Aside from the personnel shift, this latest record doesn’t mess much with their proven, bewitching soft-rock formula. Antiphon was mixed by the Grammy-winning Tony Hoffer, the man responsible for applying a glossy studio veneer to big sellers by Beck, Phoenix and Air, but Midlake’s 70s British first-wave prog influences could hardly be called fashionable (sample YouTube user comment on the band’s recent work: “It’s like Camel and Alan Parsons had a baby and raised it on a steady diet of Rod Evans era Deep Purple…”) After all, they even have a flautist.
The audience in the Anson Rooms tonight are predominantly male, middle-aged and often quite hairy – indeed, there’s a gent to our left who quite closely resembles Saruman the White. If there is a slight Tolkien-esque quality to some of Midlake’s lyrical content, as in the murky “Provider” (“Onward forth into a land unknown / Swords were drawn upon the road…”) The band conjure an atmosphere of olde-worlde strangeness on record; on stage, shrouded in darkness for much of the set, they don’t fill the role of willing rock stars.

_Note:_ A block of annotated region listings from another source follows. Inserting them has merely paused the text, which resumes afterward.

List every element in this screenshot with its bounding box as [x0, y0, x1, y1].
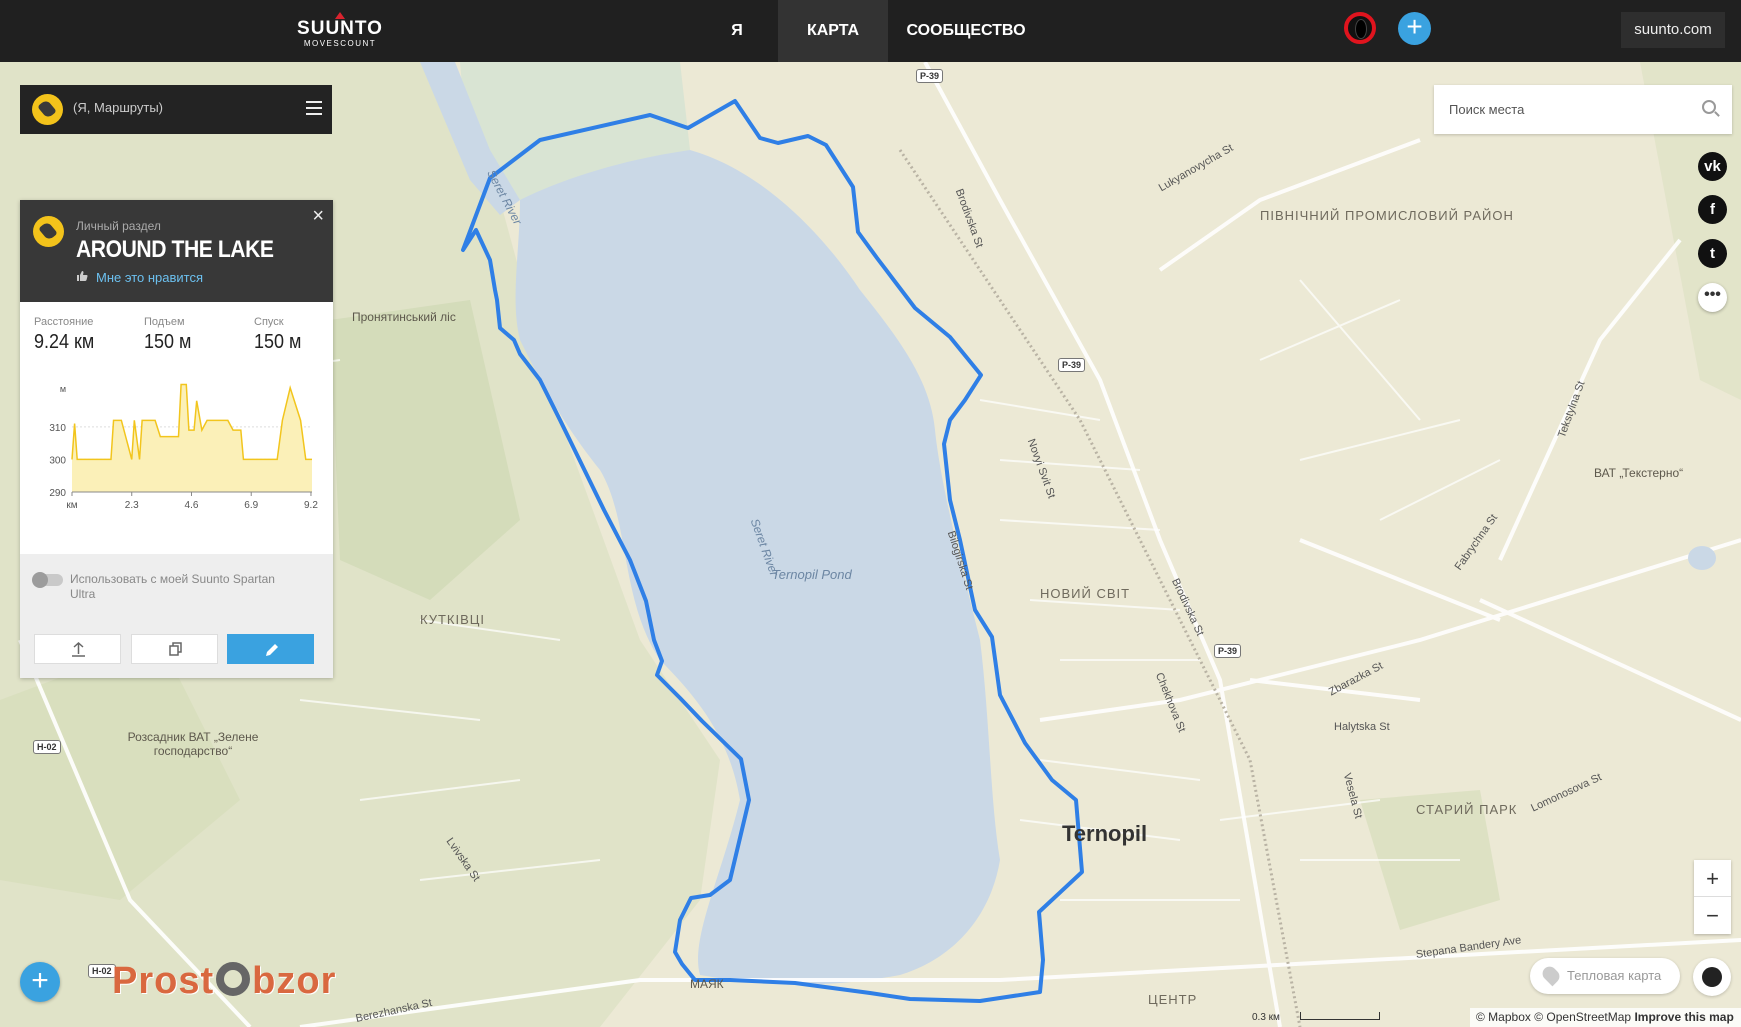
road-shield: P-39 — [916, 69, 944, 83]
route-section: Личный раздел — [76, 219, 161, 233]
more-icon[interactable]: ••• — [1698, 283, 1727, 312]
watermark: Prost bzor — [112, 960, 336, 1003]
twitter-icon[interactable]: t — [1698, 239, 1727, 268]
copy-button[interactable] — [131, 634, 218, 664]
attribution-osm[interactable]: © OpenStreetMap — [1534, 1010, 1631, 1024]
search-icon[interactable] — [1702, 100, 1716, 114]
route-icon — [33, 216, 64, 247]
watermark-right: bzor — [252, 960, 337, 1002]
logo-brand: SUUNTO — [297, 18, 383, 39]
suunto-logo[interactable]: SUUNTO MOVESCOUNT — [292, 12, 388, 49]
stat-label: Подъем — [144, 316, 185, 328]
road-shield: H-02 — [33, 740, 61, 754]
stat-distance: Расстояние 9.24 км — [34, 316, 101, 354]
suunto-site-link[interactable]: suunto.com — [1621, 12, 1725, 48]
map-attribution: © Mapbox © OpenStreetMap Improve this ma… — [1470, 1008, 1741, 1027]
x-tick-label: 2.3 — [125, 500, 139, 511]
heatmap-label: Тепловая карта — [1567, 968, 1662, 983]
route-header: Личный раздел AROUND THE LAKE Мне это нр… — [20, 200, 333, 302]
y-tick-label: 290 — [49, 488, 66, 499]
edit-button[interactable] — [227, 634, 314, 664]
upload-icon — [72, 641, 85, 657]
place-search — [1434, 85, 1732, 134]
like-link[interactable]: Мне это нравится — [96, 270, 203, 285]
route-panel: Личный раздел AROUND THE LAKE Мне это нр… — [20, 200, 333, 678]
vk-icon[interactable]: vk — [1698, 152, 1727, 181]
pencil-icon — [266, 644, 278, 656]
x-tick-label: 6.9 — [244, 500, 258, 511]
elevation-chart: 290 300 310 м км 2.3 4.6 6.9 9.2 — [30, 366, 330, 526]
panel-footer: Использовать с моей Suunto Spartan Ultra — [20, 554, 333, 678]
watermark-left: Prost — [112, 960, 215, 1002]
elevation-svg: 290 300 310 м км 2.3 4.6 6.9 9.2 — [49, 383, 318, 511]
route-title: AROUND THE LAKE — [76, 236, 274, 263]
label-mayak: МАЯК — [690, 977, 724, 991]
zoom-control: + − — [1694, 860, 1731, 934]
nav-community[interactable]: СООБЩЕСТВО — [905, 0, 1027, 62]
label-factory: ВАТ „Текстерно“ — [1594, 466, 1684, 480]
heatmap-button[interactable]: Тепловая карта — [1530, 958, 1680, 994]
stat-label: Спуск — [254, 316, 284, 328]
export-button[interactable] — [34, 634, 121, 664]
improve-map-link[interactable]: Improve this map — [1634, 1010, 1733, 1024]
scale-bar — [1300, 1012, 1380, 1020]
zoom-out-button[interactable]: − — [1694, 897, 1731, 934]
device-toggle[interactable] — [32, 572, 63, 588]
add-button[interactable]: + — [1398, 12, 1431, 45]
stat-value: 150 м — [254, 331, 302, 353]
top-bar: SUUNTO MOVESCOUNT Я КАРТА СООБЩЕСТВО + s… — [0, 0, 1741, 62]
road-shield: P-39 — [1214, 644, 1242, 658]
route-type-icon — [32, 94, 63, 125]
x-tick-label: 4.6 — [185, 500, 199, 511]
thumbs-up-icon[interactable] — [76, 270, 88, 282]
attribution-mapbox[interactable]: © Mapbox — [1476, 1010, 1531, 1024]
nav-map[interactable]: КАРТА — [778, 0, 888, 62]
facebook-icon[interactable]: f — [1698, 195, 1727, 224]
stat-value: 150 м — [144, 331, 192, 353]
y-tick-label: 300 — [49, 455, 66, 466]
breadcrumb[interactable]: (Я, Маршруты) — [20, 85, 332, 134]
nav-me[interactable]: Я — [714, 0, 760, 62]
y-axis-unit: м — [60, 384, 66, 394]
label-forest: Пронятинський ліс — [352, 310, 456, 324]
label-district-new: НОВИЙ СВІТ — [1040, 586, 1131, 601]
device-toggle-label: Использовать с моей Suunto Spartan Ultra — [70, 572, 275, 601]
elevation-area — [72, 384, 312, 492]
breadcrumb-text[interactable]: (Я, Маршруты) — [73, 100, 163, 115]
map-pin-icon — [1539, 963, 1563, 987]
stat-value: 9.24 км — [34, 331, 95, 353]
logo-sub: MOVESCOUNT — [303, 39, 377, 48]
add-route-button[interactable]: + — [20, 962, 60, 1002]
label-nursery: Розсадник ВАТ „Зелене господарство“ — [127, 730, 259, 758]
x-tick-label: км — [66, 500, 77, 511]
label-city: Ternopil — [1062, 821, 1148, 846]
label-pond: Ternopil Pond — [772, 567, 852, 582]
close-icon[interactable]: × — [312, 206, 324, 226]
gear-icon — [216, 962, 251, 996]
stat-label: Расстояние — [34, 316, 94, 328]
road-shield: P-39 — [1058, 358, 1086, 372]
label-center: ЦЕНТР — [1148, 992, 1198, 1007]
label-district-kutkivtsi: КУТКІВЦІ — [420, 612, 486, 627]
user-avatar[interactable] — [1344, 12, 1376, 44]
scale-label: 0.3 км — [1252, 1012, 1280, 1023]
stat-ascent: Подъем 150 м — [144, 316, 197, 354]
stat-descent: Спуск 150 м — [254, 316, 307, 354]
copy-icon — [169, 642, 182, 656]
street-label: Halytska St — [1334, 721, 1390, 733]
zoom-in-button[interactable]: + — [1694, 860, 1731, 897]
label-park: СТАРИЙ ПАРК — [1416, 802, 1518, 817]
x-tick-label: 9.2 — [304, 500, 318, 511]
menu-icon[interactable] — [306, 101, 322, 115]
label-district-north: ПІВНІЧНИЙ ПРОМИСЛОВИЙ РАЙОН — [1260, 208, 1514, 223]
globe-icon[interactable] — [1693, 958, 1731, 996]
search-input[interactable] — [1449, 98, 1679, 120]
y-tick-label: 310 — [49, 423, 66, 434]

Rake-thin guitarist Joey McClellan, a dead ringer for Adam Sackler from Girls, throws the most convincing poses, but Pulido is something of a reticent focal point. He resists introducing himself or any of the group until midway through the set, and he seems charmingly confused by the audience’s appreciative wolf-whistles (“Are those….cat calls…or just supportive noises?!”) They may not be the most visually compelling live experience around, but it’s easy to lose yourself in Midlake’s spectral world.